In her view, the Federal Ministry of Health, in collaboration with the Liverpool School of Hygiene and Tropical Medicine and Oxford University, has produced three types of monovalent anti-snake venoms (Echitab) manufactured by Micropharm (London,UK) and were raised against the venom of Echis ocellatus (Carpet Viper), Naja nigricollis (cobra) and Bitis arientas (Puff Adder).
Anti-snake venoms developed so far include: Echitab (fab)1/Echitab g(ET-G): A monovalent product against Echis ocellatus and partly others which have an expiry period of three years.
It was gathered that the anti-snake venoms produced in collaboration with UK partners, are reputed to be highly efficient with 99.9 percent cure rate in addition to being cost- effective.
Mrs.Hauwa Keri, a Director with the NAFDAC, recalled that under the PTF scheme, funds were made available for continued research into the anti-snake venom development which enabled the Federal Ministry of Health to seek proper licensing of the developed ASV from NAFDAC.
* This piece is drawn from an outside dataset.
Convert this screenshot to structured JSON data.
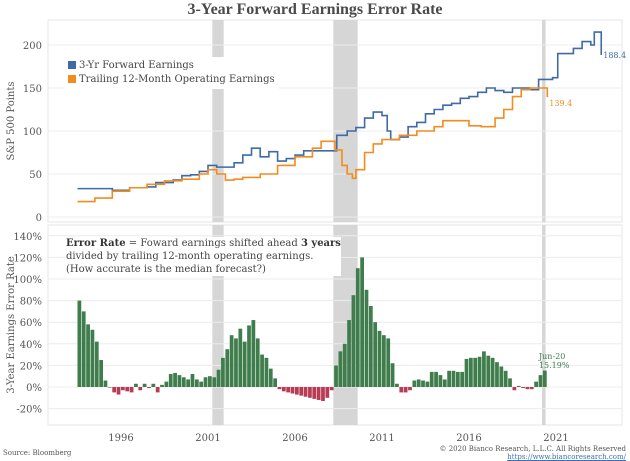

Keri assured the research produced clinically proven, effective and safe anti venom that neutralises the effect of the snake venom and permanently restores blood coagulability within hours. She added that all protocols were followed before, during and after phases 1 and 11
clinical trials which were carried out in the same facility in Kaltungo, at Zamko in Plateau State and JUTH, EchiTAb was then registered and issued a NAFDAC Registration Number (NRN).